Hold Yer Horses

Ideas and musings by a horse owner. A glimpse at life with horses on a daily basis and some advice and hard learned truths for those traveling and thinking about traveling the Pet Horse road.

Saturday, May 06, 2006

The Spring Tease

We've had a few "spring teaser" days, as I call them - warm sunny weather - where all the mud almost thinks about drying out. Of course, it's all very short-lived and the rain and mud are always just around the corner. But I'm getting hopeful!

For now, my anti-mud device is my own invention: sheets of plywood. You see, I don't like horse feeders. I don't believe the health risks are worth feeding in a hay rack that requires a horse to eat with its head up. Horses are designed to eat off the ground. I've used feeders designed with this in mind, but they're so enclosed - I wouldn't want to eat with my head down a dark hole! Inhalation of dust aside, horses are too easy to sneak up on when they can't see their surroundings. So, I don't use them anymore.

A horse's long head is designed to eat off the ground and still have a field of vision.

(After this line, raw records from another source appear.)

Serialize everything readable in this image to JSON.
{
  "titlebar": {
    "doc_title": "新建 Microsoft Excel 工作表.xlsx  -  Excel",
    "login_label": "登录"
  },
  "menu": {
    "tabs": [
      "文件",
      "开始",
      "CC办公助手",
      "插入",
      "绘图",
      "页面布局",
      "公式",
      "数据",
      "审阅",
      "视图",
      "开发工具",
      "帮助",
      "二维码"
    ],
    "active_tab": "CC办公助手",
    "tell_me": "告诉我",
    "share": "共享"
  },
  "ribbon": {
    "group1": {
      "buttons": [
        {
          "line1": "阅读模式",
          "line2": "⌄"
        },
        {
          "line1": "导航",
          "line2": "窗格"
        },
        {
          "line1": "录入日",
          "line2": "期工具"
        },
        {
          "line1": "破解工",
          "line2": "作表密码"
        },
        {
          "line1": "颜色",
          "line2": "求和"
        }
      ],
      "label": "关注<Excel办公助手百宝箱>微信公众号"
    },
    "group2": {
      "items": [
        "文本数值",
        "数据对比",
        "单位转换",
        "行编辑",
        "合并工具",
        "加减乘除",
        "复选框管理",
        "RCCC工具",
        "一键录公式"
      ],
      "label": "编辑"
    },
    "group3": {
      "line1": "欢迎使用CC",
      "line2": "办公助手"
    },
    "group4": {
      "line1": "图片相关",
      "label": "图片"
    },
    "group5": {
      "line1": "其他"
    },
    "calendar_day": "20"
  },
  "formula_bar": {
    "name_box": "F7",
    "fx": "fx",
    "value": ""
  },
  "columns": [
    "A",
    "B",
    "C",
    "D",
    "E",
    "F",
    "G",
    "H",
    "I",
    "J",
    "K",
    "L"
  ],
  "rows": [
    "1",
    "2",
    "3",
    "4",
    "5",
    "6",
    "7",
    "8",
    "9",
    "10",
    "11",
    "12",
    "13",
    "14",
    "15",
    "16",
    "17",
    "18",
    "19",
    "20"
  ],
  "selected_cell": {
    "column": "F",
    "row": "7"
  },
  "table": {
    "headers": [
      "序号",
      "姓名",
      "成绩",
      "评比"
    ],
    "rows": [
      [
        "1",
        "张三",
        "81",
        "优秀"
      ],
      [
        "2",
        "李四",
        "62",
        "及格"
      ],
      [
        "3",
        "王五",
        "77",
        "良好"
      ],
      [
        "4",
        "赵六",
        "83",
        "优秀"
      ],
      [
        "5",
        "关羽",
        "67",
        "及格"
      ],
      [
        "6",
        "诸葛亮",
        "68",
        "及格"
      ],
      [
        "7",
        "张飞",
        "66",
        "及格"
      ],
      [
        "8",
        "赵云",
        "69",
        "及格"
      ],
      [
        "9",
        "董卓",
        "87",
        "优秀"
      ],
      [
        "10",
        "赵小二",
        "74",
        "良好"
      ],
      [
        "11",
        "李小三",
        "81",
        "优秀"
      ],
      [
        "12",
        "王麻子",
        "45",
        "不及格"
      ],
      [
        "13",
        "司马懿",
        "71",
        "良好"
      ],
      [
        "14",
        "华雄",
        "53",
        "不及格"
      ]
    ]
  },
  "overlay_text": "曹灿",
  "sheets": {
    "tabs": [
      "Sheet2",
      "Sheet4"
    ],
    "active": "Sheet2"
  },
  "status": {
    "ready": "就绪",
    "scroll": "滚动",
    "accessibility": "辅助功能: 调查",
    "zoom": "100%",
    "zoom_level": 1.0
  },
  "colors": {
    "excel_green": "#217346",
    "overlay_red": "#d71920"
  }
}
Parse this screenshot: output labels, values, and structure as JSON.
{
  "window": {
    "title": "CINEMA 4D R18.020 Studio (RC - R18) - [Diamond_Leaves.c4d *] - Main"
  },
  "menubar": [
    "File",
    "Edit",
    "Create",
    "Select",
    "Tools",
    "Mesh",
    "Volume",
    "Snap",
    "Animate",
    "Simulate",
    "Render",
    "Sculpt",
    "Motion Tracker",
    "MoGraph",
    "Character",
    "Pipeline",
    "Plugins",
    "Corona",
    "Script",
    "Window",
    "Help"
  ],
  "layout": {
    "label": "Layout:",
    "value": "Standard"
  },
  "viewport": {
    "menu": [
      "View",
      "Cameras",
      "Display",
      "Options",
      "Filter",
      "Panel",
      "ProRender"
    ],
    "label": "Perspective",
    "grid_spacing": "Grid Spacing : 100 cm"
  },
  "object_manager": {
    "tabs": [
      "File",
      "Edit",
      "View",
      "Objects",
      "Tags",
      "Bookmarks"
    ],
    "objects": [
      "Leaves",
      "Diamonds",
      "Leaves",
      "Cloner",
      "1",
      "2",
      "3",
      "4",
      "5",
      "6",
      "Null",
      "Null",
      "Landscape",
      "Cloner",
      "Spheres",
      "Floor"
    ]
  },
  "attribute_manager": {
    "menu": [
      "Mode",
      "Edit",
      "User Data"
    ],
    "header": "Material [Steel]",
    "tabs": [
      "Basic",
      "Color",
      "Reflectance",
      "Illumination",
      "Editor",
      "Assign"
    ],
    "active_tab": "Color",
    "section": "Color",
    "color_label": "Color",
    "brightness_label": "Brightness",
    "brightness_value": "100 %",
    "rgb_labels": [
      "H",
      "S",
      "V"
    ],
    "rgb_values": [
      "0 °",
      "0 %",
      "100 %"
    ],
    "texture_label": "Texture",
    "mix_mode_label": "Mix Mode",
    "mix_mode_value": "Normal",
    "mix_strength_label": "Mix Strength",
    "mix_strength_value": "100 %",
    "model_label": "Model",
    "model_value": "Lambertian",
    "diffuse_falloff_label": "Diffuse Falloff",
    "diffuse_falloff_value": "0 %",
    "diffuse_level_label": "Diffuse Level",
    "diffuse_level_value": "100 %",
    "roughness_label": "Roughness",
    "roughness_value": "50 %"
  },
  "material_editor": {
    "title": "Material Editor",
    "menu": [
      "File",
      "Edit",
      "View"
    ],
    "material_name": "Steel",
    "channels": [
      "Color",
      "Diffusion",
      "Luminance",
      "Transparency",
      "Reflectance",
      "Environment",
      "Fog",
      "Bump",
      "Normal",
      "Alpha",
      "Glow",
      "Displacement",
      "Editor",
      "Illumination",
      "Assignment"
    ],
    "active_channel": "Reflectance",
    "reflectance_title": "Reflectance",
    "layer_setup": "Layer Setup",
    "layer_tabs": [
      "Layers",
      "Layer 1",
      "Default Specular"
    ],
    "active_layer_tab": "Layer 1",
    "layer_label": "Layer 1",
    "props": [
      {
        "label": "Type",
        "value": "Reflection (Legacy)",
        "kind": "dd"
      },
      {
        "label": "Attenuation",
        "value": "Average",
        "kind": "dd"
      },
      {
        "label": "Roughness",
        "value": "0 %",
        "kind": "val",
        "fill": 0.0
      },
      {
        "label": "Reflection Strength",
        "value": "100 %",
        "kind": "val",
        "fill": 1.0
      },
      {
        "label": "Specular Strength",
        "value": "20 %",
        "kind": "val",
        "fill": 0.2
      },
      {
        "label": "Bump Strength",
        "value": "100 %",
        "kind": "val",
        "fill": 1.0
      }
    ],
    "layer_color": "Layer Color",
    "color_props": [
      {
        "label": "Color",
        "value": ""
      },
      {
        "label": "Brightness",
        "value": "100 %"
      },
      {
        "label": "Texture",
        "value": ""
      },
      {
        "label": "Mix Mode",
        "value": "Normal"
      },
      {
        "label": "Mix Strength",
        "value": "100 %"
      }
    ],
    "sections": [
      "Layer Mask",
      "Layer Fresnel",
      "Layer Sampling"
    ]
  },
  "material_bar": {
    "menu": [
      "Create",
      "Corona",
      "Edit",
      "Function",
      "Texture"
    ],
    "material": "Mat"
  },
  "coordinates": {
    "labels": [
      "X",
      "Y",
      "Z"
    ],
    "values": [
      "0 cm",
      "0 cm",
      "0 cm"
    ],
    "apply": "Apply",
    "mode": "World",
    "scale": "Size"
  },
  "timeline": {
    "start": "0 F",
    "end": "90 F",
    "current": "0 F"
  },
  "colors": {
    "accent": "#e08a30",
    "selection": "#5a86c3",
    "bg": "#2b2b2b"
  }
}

The problem mud creates is where to feed the horses. The rest of the year I can throw hay on grassy areas or at least in a large water trough that can't easily be tipped. But throwing it in the mud is gross. It gets wasted when mashed down and even with a trough, the ground around it is turned to soup by the next day. I don't like my horses standing around in soup.

So, I've layed out sheets of smooth plywood over about 20 square feet. Stall mats would work too, but my husband gets the plywood free from work. My horses can stand with their feet dry and eat off a flat surface o the ground; and basically, no hay gets wasted. On windy days a trough on the boards can keep the hay from blowing away, and I don't worry about them breathing in dust on windy days.

So, just because my babies are pasture-bound during the "spring tease" doesn't mean they have to eat with their hooves stuck in the mud.